Thanks @mmauri, I searched everywhere (and the time devoted was not insubstantial) except in the most obvious place :slight_smile:


I’d like to check my results with you, fellas.

It’s strange, the whole point about EfficientNet is that it’s supposed to be, well… Efficient. It has a ludicrously low number of params w.r.t. the network capacity.

Now, I’m training with three tesla V100/32Gb in parallel. All the variants do train very slow (a lot slower than an unfrozen resnet). VRAM occupation is also monsterous. With b7, training with 600px imgs, I cannot raise the BS over 24, since vram occupation is around 90Gb.

Am I doing something wrong?



What pytorch implementation are you using?
Just for testing, have you tried to test the memory consumption if change the swish activation for relu?

1 Like

I’m using Pytorch 1.1.0.

I’ll swap swish and relu, and let you know, thanks. But from your comment, I understand that you are not experiencing such things as you use efficientnet, right?

1 Like

I meant if you were using rwightman or luke melas’ version.
I tried luke’s and b0 went a bit slower compared to resnet 34 but with much better loss, trying b4 and b5 was somewhat complicated because they were very slow on a t4 and with 512px the bs was very small and i gave up.
If the problem is the swish activation memory consumption you have 3 choices:

  1. Use the manual autograd version that was shown on kaggle (sorry i am on a mobile phone you can google it searching for lower efficient net memory consumption)

  2. swap it for swish cuda version made by @TomB

  3. Use the mish cuda version also from Tom

Best of luck

1 Like

Yes, I’ve also found EfficientNet is quite slow in PyTorch. I think that rwightman’s verison is a bit faster but not based on particularly extensive testing. The code looks like it’s written with performance in mind more. Especially with the padding stuff which is a bit weird in Luke’s. On that you might want to ensure your using the fixed image size versions there as they looked better (I think you just had to provide your image size).
I think it might be related to some issues with the depthwise convolutions in PyTorch, I’ve seen various things about performance issues there on the forums/code. You might also want to try PyTorch 1.2 if possible as might be some improvements there (or 1.3 but figured if on 1.1 for some reason then that might be an easier jump).

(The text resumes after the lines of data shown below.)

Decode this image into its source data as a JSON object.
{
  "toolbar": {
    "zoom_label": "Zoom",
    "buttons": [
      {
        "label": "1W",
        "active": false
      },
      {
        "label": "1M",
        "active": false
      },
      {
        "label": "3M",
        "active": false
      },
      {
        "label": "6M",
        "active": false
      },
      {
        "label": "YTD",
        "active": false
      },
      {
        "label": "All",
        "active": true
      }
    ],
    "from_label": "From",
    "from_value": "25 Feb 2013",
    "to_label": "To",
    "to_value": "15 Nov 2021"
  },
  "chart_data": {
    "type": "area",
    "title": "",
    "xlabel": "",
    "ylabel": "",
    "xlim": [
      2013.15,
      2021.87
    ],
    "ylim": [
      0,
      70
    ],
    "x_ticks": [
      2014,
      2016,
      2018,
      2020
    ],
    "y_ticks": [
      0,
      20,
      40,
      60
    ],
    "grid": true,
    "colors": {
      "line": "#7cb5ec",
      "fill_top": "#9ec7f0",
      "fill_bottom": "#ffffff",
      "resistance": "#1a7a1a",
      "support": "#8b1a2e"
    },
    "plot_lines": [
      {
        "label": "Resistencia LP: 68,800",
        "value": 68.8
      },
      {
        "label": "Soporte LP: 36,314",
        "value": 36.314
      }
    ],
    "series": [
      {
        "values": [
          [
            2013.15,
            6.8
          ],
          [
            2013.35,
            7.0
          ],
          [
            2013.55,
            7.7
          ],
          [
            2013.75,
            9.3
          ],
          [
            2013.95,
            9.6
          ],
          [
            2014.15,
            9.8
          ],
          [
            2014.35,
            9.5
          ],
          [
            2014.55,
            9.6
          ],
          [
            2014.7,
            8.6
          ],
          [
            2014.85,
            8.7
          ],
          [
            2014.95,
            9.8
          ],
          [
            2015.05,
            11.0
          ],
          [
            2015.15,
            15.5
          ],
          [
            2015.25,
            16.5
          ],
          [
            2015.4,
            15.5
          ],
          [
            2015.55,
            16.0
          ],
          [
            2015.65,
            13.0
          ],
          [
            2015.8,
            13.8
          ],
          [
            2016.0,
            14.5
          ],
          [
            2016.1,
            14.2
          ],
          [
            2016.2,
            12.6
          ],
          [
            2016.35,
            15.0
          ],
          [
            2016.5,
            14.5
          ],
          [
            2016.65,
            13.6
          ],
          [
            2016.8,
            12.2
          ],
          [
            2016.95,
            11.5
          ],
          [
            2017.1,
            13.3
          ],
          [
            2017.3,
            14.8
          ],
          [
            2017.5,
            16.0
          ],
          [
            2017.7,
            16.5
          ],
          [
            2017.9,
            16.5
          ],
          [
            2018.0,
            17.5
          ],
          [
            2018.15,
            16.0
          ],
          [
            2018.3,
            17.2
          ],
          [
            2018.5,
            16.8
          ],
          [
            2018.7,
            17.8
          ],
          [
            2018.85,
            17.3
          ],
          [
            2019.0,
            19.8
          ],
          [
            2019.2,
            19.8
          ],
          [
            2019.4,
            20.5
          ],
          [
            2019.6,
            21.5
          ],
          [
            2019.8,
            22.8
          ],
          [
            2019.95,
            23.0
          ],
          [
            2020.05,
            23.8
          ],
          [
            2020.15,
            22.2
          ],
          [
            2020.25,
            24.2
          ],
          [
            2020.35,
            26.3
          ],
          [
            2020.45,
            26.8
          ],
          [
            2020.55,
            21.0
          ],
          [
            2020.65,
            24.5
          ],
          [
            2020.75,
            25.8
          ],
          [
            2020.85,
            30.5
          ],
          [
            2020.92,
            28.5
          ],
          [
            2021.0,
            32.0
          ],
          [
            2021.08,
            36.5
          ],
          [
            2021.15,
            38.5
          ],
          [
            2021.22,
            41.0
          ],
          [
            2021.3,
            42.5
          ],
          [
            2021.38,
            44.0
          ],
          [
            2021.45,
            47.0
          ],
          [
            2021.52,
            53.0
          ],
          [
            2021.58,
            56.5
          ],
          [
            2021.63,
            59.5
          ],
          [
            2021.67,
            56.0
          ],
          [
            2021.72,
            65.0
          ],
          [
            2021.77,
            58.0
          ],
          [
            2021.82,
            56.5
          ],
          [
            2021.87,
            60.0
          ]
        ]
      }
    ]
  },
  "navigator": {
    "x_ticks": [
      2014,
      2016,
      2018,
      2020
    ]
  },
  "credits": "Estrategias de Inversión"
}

And yeah, a pretty sizeable memory drop using either the autograd or cuda versions of Swish/Mish (time is one epoch, b0, bs48, 256x256, rwightman’s, Swish).

          alloc MB  time
Original  6879      01:11
Autograd  5421      01:14
CUDA      5400      01:02

From this notebook which has the autograd version of swish and the little wrapper you need to use swish cuda with rwightman’s (check my fork for the little change to allow specifying an activation function).


Luke Melas. Should I try with rwightman’s? But from what you say below, I don’t thing it’s worth a try.

And this seems to confirm the Efnets are quite resource-demanding. I naively supposed the contrary.
I am trying to using the b7, anyhow. The maximum bs that fits into a V100/32g is 6-7, with 600px imgs. To reach 24, I had to allocate the whole bunch of 4 cards.

Thanks for your tips, I’ll certainly try and look into that stuff. It will be instructive, if nothing else.